Scope Control determines which objects and settings in the Workspace Control Console can be viewed or changed by the Administrative Role, based on the Access Control and Workspace Control criteria of these objects. For applications and printers, Scope Control can also use Tags.
Scope Control can be accessed in Administration > Administrative Roles > Administrative Role edit window.
With the Scope Control > Access Control set to a specific Organizational Unit, for example, the administrator can only modify opjects and settings that are assigned to users in that Organizational Unit. Objects and settings that are assigned to users in a different Organizational Unit, or that also have additional different Access Control criteria, cannot be modified.
This makes it possible to give an administrator in a regional office control over the objects assigned to users from that office, but not over objects that are also used in other parts of the Workspace Control site.
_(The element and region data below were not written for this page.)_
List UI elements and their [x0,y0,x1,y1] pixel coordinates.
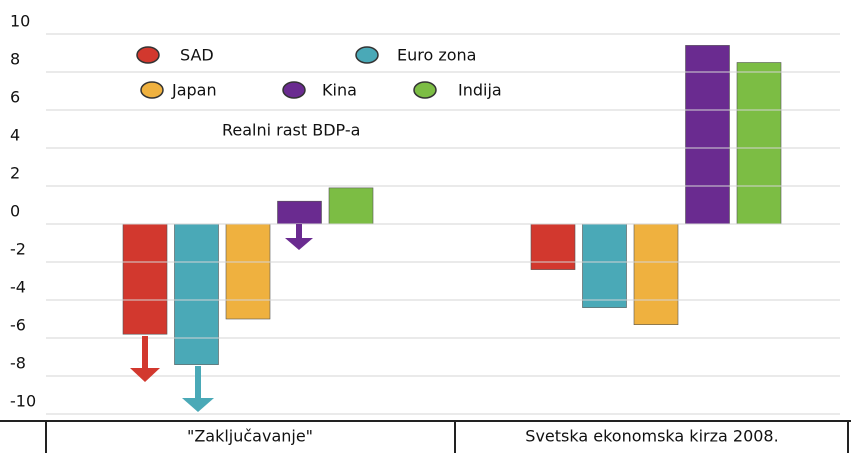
y-tick-label: -4 [10,278,26,297]
legend-label: Kina [322,81,357,100]
legend-label: Indija [458,81,502,100]
bar [328,187,374,225]
x-tick-label: "Zaključavanje" [187,427,313,446]
y-tick-label: -6 [10,316,26,335]
arrow [182,398,214,412]
bar [174,223,219,365]
y-tick-label: 8 [10,50,20,69]
y-tick-label: -8 [10,354,26,373]
bar [582,223,627,308]
bar [122,223,168,335]
y-tick-label: 10 [10,12,30,31]
legend-marker [140,81,164,99]
legend-marker [136,46,160,64]
legend-marker [355,46,379,64]
bar [277,200,322,225]
bar [736,62,782,225]
legend-marker [282,81,306,99]
legend-label: SAD [180,46,214,65]
legend-label: Japan [171,81,217,100]
y-tick-label: 6 [10,88,20,107]
bar [530,223,576,270]
bar [225,223,271,320]
y-tick-label: 4 [10,126,20,145]
chart-title: Realni rast BDP-a [222,121,360,140]
arrow [130,368,160,382]
y-tick-label: -10 [10,392,36,411]
legend-marker [413,81,437,99]
x-tick-label: Svetska ekonomska kirza 2008. [525,427,778,446]
arrows [130,224,313,412]
y-tick-label: -2 [10,240,26,259]
arrow [285,238,313,250]
y-tick-label: 2 [10,164,20,183]
y-tick-label: 0 [10,202,20,221]
bar [685,45,730,225]
bar [633,223,679,325]
legend-label: Euro zona [397,46,476,65]
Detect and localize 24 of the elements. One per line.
- Global settings for which no Access Control applies, such as Shell exceptions, are always shown, irrespective of the scope of an Administrative Role.
- If an object is not exclusive to the scope of the Administrative Role, it is shown as read-only.
- If an administrator has several Administrative Roles with different scopes, the scopes are added up.
- If an administrator has several Administrative Roles with and without Scope Control, the scoped role overrides the role without a scope.
- When a scope is set to a specific Workspace Container, only Workspace Model exceptions are visible that apply to that Workspace Container. It is not possible to add or edit any exception data, even if they are within that scope.